DEMEA: Deep Mesh Autoencoders for Non-Rigidly Deforming Objects
This work addresses the challenge of non-rigid deformation modeling in computer vision and graphics, offering a novel method for applications like 3D reconstruction and surface tracking.
The paper tackles the problem of modeling non-rigidly deforming objects in 3D by proposing DEMEA, a deep mesh autoencoder with an embedded deformation layer, which achieves higher-quality results for highly deformable objects compared to direct vertex regression.
Mesh autoencoders are commonly used for dimensionality reduction, sampling and mesh modeling. We propose a general-purpose DEep MEsh Autoencoder (DEMEA) which adds a novel embedded deformation layer to a graph-convolutional mesh autoencoder. The embedded deformation layer (EDL) is a differentiable deformable geometric proxy which explicitly models point displacements of non-rigid deformations in a lower dimensional space and serves as a local rigidity regularizer.
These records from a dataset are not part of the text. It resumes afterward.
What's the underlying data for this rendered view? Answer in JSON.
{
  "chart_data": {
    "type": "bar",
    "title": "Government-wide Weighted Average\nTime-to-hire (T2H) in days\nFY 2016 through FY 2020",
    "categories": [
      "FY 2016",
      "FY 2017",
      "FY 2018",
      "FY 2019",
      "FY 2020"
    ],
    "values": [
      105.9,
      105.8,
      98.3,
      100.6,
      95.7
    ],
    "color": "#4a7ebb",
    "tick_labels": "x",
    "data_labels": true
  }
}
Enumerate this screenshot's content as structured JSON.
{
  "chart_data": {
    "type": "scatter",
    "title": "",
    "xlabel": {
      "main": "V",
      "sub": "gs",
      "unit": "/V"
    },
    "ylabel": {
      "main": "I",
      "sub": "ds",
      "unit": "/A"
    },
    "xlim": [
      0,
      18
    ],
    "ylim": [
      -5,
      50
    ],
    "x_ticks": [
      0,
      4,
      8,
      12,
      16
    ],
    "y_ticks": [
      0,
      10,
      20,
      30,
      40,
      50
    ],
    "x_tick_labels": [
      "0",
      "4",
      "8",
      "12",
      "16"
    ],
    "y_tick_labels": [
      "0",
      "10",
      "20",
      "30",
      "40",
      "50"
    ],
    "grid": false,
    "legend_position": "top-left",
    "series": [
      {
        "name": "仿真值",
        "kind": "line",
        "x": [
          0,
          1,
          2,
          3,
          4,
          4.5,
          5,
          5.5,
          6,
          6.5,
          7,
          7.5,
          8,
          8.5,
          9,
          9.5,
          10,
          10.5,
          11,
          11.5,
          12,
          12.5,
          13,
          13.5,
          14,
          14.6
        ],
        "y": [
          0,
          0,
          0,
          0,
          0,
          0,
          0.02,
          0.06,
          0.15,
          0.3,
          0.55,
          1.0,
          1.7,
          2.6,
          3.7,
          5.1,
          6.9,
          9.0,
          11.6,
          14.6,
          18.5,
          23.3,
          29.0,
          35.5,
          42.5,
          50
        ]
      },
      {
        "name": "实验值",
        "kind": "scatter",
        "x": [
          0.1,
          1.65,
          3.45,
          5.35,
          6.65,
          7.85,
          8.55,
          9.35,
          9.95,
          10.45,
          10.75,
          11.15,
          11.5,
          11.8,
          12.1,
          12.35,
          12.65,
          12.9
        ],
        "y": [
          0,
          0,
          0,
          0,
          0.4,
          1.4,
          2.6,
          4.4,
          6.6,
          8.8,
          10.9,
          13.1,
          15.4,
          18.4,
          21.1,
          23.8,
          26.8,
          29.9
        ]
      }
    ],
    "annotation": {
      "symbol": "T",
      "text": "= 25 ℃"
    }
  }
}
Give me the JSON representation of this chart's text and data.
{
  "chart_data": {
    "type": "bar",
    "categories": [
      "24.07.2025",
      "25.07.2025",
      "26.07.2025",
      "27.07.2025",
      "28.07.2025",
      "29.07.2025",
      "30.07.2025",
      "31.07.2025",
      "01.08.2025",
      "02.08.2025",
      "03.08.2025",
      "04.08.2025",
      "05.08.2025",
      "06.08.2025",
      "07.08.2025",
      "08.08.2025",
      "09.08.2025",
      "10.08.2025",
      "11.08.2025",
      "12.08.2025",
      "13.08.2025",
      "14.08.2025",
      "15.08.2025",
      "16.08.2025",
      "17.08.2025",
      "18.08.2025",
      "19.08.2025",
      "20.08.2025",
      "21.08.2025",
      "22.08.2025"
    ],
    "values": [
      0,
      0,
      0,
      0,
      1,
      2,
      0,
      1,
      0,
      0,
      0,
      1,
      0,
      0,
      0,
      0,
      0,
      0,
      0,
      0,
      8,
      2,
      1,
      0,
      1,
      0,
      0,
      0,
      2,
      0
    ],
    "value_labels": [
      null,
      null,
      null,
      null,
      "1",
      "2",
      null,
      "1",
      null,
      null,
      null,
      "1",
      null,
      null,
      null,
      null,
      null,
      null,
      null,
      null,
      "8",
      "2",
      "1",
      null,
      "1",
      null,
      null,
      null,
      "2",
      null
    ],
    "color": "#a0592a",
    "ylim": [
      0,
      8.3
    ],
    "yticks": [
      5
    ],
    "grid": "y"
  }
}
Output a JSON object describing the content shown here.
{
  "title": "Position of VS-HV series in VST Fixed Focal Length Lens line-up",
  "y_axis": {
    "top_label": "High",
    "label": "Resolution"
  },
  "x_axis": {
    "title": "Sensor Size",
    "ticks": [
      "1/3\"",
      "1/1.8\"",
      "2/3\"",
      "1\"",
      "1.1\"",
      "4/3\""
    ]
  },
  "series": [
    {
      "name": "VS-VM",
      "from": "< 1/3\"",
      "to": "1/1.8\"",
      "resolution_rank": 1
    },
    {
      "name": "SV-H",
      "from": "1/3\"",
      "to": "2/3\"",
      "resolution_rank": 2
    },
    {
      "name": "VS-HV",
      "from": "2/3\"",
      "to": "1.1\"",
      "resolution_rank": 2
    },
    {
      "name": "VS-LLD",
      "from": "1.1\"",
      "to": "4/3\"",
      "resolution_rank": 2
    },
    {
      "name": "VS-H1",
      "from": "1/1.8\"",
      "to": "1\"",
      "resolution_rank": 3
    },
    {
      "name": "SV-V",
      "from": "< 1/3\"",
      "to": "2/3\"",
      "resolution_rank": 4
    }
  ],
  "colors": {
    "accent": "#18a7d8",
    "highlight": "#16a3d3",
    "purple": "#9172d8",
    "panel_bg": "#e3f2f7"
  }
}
DEMEA decouples the parameterization of the deformation from the final mesh resolution since the deformation is defined over a lower dimensional embedded deformation graph. We perform a large-scale study on four different datasets of deformable objects. Reasoning about the local rigidity of meshes using EDL allows us to achieve higher-quality results for highly deformable objects, compared to directly regressing vertex positions. We demonstrate multiple applications of DEMEA, including non-rigid 3D reconstruction from depth and shading cues, non-rigid surface tracking, as well as the transfer of deformations over different meshes.